I'm trying to visualize a custom-generated array of time-variable spherical harmonics using sp.visualize(), however when computing a dot product of self._M (I assume that's a design matrix) and transposed Y_lm matrix in sp.mollweide, self._M is always of shape (45000,256) no matter what ydeg I set when initializing SP object. I can understand that 45000 = 300 * 150 by default, but where can I change the second axis? Full code:

import starry
starry.config.lazy = False
starry.config.quiet = True

import numpy as np

try:
    np.distutils.__config__.blas_opt_info = np.distutils.__config__.blas_ilp64_opt_info
except Exception:
    pass
import theano
theano.config.gcc__cxxflags += " -fexceptions"
theano.config.on_opt_error = "raise"
theano.tensor.opt.constant_folding
theano.graph.opt.EquilibriumOptimizer

from starry_process import StarryProcess
import numpy as np
import matplotlib.pyplot as plt


import matplotlib as mpl
mpl.rcParams['figure.dpi'] = 300

import numpy as np


ydeg = 5
deg_num = (ydeg+1)**2
sp = StarryProcess(ydeg = ydeg)
sp._time_variable = True

def Y_evo(Y_t0, Y_dot, t, t0):
    Y_t = Y_t0 + Y_dot * (t - t0)
    return Y_t

#%%

t0 = 0
times = np.linspace(t0, 100, 100)


Y_t0 = np.random.normal(10, 2, deg_num)
Y_dot = np.random.normal(0, 0.5, deg_num)


Ys = []
for t in times:
    Ys.append(Y_evo(Y_t0, Y_dot, t, t0))
    
    
plt.plot(times, Ys)
plt.show()

stacked_array = np.stack(Ys, axis=0)

reshaped_array = stacked_array.reshape(1, 100, deg_num)

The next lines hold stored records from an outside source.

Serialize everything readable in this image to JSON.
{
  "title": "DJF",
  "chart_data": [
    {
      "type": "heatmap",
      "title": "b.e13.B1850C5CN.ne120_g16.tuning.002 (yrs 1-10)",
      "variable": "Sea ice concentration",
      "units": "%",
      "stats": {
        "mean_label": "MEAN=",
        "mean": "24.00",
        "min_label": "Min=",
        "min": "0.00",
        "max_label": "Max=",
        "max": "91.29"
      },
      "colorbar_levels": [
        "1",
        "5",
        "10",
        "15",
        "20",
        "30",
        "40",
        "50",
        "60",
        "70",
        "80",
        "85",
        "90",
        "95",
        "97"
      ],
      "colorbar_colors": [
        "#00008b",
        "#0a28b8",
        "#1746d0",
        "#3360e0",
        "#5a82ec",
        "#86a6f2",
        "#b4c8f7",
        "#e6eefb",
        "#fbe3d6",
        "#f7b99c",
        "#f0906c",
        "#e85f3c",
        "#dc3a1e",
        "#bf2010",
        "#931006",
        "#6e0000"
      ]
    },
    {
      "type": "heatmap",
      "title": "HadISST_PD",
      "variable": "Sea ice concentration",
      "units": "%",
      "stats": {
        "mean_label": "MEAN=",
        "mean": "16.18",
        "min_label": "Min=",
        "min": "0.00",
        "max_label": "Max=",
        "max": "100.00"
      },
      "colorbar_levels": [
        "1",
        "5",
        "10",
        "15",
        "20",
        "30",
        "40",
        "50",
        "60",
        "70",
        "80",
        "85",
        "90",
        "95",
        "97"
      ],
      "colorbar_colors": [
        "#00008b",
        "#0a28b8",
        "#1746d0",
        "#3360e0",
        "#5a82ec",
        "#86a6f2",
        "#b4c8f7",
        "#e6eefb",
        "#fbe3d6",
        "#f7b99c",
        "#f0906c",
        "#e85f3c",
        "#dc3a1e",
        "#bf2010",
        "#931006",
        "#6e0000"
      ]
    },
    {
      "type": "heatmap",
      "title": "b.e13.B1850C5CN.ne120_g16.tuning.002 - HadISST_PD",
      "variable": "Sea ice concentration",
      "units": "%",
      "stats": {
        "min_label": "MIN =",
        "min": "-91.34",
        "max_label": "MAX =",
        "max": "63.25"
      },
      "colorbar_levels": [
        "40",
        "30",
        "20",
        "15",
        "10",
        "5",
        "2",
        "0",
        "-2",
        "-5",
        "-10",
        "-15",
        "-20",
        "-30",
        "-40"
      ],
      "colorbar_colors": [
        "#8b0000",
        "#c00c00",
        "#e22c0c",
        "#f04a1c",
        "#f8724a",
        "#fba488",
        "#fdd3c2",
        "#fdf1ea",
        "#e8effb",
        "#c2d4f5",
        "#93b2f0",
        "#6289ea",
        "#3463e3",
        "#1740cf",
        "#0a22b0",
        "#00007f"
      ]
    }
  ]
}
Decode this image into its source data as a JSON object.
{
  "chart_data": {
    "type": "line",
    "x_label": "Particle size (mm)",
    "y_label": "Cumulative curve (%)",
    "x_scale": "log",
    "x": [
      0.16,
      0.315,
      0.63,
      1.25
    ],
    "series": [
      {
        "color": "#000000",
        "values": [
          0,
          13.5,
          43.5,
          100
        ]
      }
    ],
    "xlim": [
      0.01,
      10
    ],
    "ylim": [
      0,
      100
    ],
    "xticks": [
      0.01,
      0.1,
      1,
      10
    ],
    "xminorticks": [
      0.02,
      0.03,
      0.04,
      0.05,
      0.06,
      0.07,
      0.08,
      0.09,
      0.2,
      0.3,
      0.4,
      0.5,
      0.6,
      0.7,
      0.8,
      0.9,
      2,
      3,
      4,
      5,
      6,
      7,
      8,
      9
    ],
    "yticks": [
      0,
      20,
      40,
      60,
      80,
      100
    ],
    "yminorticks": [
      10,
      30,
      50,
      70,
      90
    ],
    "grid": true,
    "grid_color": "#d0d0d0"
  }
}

flux = sp.flux(y = reshaped_array, t = times, i=75.0, p=33, u=[0.0, 0.0])

flux = flux.eval()
plt.plot(times, flux[0])
plt.show()
    
print(sp._M.shape)
sp.visualize(y = reshaped_array, file = 'something.gif')

ValueError: shapes (45000,256) and (36,100) not aligned: 256 (dim 1) != 36 (dim 0)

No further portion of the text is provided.